Eleita com 55,8 milhões de votos em 2010, Dilma estreou como presidente promovendo a defunta “faxina ética”. Em apenas um ano, demitiu seis ministros suspeitos de tráfico de influência, corrupção e desvio de verbas públicas. A comparação com Lula, defensor obstinado de companheiros encrencados, era inevitável e lhe rendia dividendos. Setores tradicionalmente refratários ao PT estendiam o tapete vermelho para ela. Lula acompanhava esses movimentos com um pingo de desconfiança. A petistas ressabiados, dizia que Dilma, ao usá-lo como escada, engambelava setores conservadores da sociedade, conquistava a simpatia da mídia e se fortalecia. Além de competente, seria esperta. Em 2012, surgiram os primeiros ruídos entre os dois. Agindo de modo republicano, Dilma desprezou a ideia de Lula de usar uma CPI do Congresso para intimidar a imprensa e o Ministério Público. O contraponto com o antecessor, de novo, era inevitável.

Em março de 2013, a presidente bateu recorde de popularidade. E justamente aí começou sua derrocada. Mandona, centralizadora e irritadiça, Dilma tornou-se imperial. Enviava projetos ao Congresso para aprovação – sem direito a debate, afago ou cafezinho com os parlamentares. Na economia, recorreu à batuta do intervencionismo e determinou a redução, na marra, das taxas de juros e da conta de luz, e ainda tentou tabelar o lucro de empresários, emperrando uma série de projetos. A inflação já dava seus primeiros galopes. Apreensivo, Lula passou a mandar recados à sucessora.

Os porta-vozes do petista ecoavam as queixas do empresariado contra a mão pesada da presidente e defendiam uma troca de comando no Ministério da Fazenda. Dilma, cuja dificuldade para reconhecer os próprios erros tem contornos patológicos, ignorava olimpicamente as advertências. Foi assim até as históricas manifestações de rua de junho de 2013, que dinamitaram sua popularidade. Do centro do ringue, Dilma foi jogada às cordas. Aproveitando essa fragilidade, petistas e empresários, como Marcelo Odebrecht, preso pela Operação Lava-Jato, lançaram um movimento para trocar Dilma por Lula como candidato à Presidência em 2014. Alegavam que Dilma estava tirando a economia dos trilhos. A presidente, tratada agora como incompetente e amadora, resistiu à pressão, manteve-se no jogo e, cumprindo sua própria profecia, fez o diabo para conquistar um novo mandato.

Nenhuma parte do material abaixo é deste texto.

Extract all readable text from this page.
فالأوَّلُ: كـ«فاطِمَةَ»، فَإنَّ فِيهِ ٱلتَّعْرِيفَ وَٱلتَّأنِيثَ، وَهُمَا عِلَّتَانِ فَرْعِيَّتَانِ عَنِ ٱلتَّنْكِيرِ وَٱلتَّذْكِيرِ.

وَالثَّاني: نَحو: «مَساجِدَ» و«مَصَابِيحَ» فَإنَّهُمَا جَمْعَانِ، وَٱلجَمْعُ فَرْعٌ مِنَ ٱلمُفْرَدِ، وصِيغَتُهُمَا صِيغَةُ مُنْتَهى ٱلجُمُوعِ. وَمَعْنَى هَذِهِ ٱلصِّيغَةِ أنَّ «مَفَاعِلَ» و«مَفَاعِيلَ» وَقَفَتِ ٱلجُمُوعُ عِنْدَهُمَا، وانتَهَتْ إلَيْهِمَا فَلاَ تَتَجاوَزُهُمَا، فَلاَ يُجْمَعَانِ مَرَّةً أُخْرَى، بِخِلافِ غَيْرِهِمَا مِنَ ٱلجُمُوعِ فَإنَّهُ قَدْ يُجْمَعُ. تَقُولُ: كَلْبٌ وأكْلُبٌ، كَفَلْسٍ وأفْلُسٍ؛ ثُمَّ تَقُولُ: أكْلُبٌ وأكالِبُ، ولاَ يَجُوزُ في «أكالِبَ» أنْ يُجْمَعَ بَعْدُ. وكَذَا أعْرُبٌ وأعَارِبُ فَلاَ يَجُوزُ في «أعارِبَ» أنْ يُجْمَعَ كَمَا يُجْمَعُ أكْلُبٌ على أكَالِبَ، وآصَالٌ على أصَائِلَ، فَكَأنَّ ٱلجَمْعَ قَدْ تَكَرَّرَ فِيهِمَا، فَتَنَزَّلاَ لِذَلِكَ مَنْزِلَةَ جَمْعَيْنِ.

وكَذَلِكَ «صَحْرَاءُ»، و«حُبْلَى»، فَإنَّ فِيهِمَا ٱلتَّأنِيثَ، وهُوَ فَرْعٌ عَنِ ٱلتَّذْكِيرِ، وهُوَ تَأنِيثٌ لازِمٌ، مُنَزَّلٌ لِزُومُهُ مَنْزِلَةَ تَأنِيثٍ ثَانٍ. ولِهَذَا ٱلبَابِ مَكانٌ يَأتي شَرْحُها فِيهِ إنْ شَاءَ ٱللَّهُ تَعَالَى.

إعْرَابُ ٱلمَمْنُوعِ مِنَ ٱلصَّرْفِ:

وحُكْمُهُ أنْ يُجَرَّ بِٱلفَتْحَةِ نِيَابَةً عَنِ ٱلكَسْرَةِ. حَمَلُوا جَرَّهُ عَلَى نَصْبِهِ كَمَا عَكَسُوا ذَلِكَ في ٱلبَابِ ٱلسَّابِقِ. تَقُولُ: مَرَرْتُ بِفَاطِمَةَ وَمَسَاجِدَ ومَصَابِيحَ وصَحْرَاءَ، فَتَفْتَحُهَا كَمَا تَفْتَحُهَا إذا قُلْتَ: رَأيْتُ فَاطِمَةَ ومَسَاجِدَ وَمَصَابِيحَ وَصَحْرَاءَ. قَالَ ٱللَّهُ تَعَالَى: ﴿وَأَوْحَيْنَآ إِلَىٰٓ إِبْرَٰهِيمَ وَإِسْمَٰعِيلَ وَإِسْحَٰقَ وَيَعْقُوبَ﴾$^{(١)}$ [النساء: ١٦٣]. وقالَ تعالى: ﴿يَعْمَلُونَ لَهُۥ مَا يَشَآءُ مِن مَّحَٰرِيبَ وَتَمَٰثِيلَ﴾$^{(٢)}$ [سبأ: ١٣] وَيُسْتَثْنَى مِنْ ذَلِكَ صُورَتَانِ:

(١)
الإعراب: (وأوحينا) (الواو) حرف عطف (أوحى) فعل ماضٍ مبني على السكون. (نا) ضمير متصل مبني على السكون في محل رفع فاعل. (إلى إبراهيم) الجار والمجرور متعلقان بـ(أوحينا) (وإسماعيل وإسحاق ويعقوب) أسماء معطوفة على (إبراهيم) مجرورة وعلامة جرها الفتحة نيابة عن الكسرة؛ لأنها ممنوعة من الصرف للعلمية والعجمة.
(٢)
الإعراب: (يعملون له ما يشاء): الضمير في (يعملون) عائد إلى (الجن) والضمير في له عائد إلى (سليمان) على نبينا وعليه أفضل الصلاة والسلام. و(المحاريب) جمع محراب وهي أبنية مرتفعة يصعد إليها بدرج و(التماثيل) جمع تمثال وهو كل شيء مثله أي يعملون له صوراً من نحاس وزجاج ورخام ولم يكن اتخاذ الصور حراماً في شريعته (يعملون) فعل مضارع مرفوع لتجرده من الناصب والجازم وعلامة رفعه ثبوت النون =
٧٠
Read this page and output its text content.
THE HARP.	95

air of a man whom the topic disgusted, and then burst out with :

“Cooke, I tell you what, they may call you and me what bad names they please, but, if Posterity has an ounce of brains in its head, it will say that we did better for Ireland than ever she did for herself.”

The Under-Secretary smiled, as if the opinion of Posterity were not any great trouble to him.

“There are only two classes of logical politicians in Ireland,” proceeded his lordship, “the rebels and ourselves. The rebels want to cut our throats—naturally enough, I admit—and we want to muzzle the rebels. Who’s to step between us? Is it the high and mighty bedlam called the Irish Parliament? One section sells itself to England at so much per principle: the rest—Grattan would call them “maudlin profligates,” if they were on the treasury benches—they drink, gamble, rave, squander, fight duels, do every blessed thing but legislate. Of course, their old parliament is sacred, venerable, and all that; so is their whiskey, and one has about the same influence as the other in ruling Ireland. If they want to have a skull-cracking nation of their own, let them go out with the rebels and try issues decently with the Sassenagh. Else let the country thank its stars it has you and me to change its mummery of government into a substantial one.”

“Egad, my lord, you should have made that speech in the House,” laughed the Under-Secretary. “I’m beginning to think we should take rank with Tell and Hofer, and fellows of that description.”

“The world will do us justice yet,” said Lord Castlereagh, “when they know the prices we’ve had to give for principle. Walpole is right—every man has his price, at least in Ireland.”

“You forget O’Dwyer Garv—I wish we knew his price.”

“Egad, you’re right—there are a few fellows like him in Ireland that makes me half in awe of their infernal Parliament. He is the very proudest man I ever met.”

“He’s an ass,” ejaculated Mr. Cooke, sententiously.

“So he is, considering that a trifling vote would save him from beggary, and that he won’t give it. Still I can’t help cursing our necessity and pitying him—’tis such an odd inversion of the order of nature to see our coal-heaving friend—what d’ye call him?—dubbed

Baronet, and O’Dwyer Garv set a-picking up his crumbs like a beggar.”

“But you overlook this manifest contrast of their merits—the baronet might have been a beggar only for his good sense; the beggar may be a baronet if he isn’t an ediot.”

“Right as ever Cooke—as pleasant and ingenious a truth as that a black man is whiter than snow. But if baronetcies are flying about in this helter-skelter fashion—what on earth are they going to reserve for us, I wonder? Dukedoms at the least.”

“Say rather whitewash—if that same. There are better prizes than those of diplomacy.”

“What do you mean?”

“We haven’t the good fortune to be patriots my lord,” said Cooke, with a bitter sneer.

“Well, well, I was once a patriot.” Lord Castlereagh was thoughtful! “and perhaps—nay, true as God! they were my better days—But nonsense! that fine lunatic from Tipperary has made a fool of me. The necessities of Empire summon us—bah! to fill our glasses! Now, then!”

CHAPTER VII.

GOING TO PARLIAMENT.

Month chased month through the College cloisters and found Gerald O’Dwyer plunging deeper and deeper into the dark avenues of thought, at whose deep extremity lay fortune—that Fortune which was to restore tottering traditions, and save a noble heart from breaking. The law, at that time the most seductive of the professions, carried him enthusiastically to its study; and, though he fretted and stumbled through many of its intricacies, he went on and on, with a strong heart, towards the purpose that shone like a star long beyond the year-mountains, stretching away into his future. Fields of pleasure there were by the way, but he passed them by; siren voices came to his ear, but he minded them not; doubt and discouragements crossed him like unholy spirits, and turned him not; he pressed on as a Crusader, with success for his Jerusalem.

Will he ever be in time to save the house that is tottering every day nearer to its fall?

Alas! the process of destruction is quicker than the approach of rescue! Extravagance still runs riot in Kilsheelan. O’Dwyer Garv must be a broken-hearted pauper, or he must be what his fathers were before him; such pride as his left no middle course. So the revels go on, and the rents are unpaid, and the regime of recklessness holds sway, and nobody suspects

De olho na reeleição, Dilma cometeu três pecados capitais. Abandonou de vez a faxina ética, rendeu-se gostosamente ao toma lá da cá e formou uma aliança eleitoral com os principais expoentes do fisiologismo nacional. Demitidos em 2011, os ex-ministros Carlos Lupi (PDT) e Alfredo Nascimento (PR) recuperaram as credenciais para mandar e desmandar em seus feudos no governo. A presidente também gastou muito mais do que podia e arruinou as finanças do país a fim de impulsionar programas carreadores de voto, como o Bolsa Família. Antes e depois da reeleição, usou bancos públicos para custear despesas do Tesouro Nacional. A prática, conhecida como pedalada fiscal, embasou o pedido de impeachment.

Reeleita, Dilma enfrentou pela primeira vez uma oposição implacável, que não lhe deu nenhuma chance de governar. Diante disso, a presidente cometeu novos e graves erros. Adotou a política econômica do adversário, selando um brutal estelionato eleitoral. Sob a batuta do marqueteiro João Santana, também preso na Lava-Jato, Dilma prometera calmaria na economia, quando, na verdade, semeara as bases para a maior recessão dos últimos trinta anos.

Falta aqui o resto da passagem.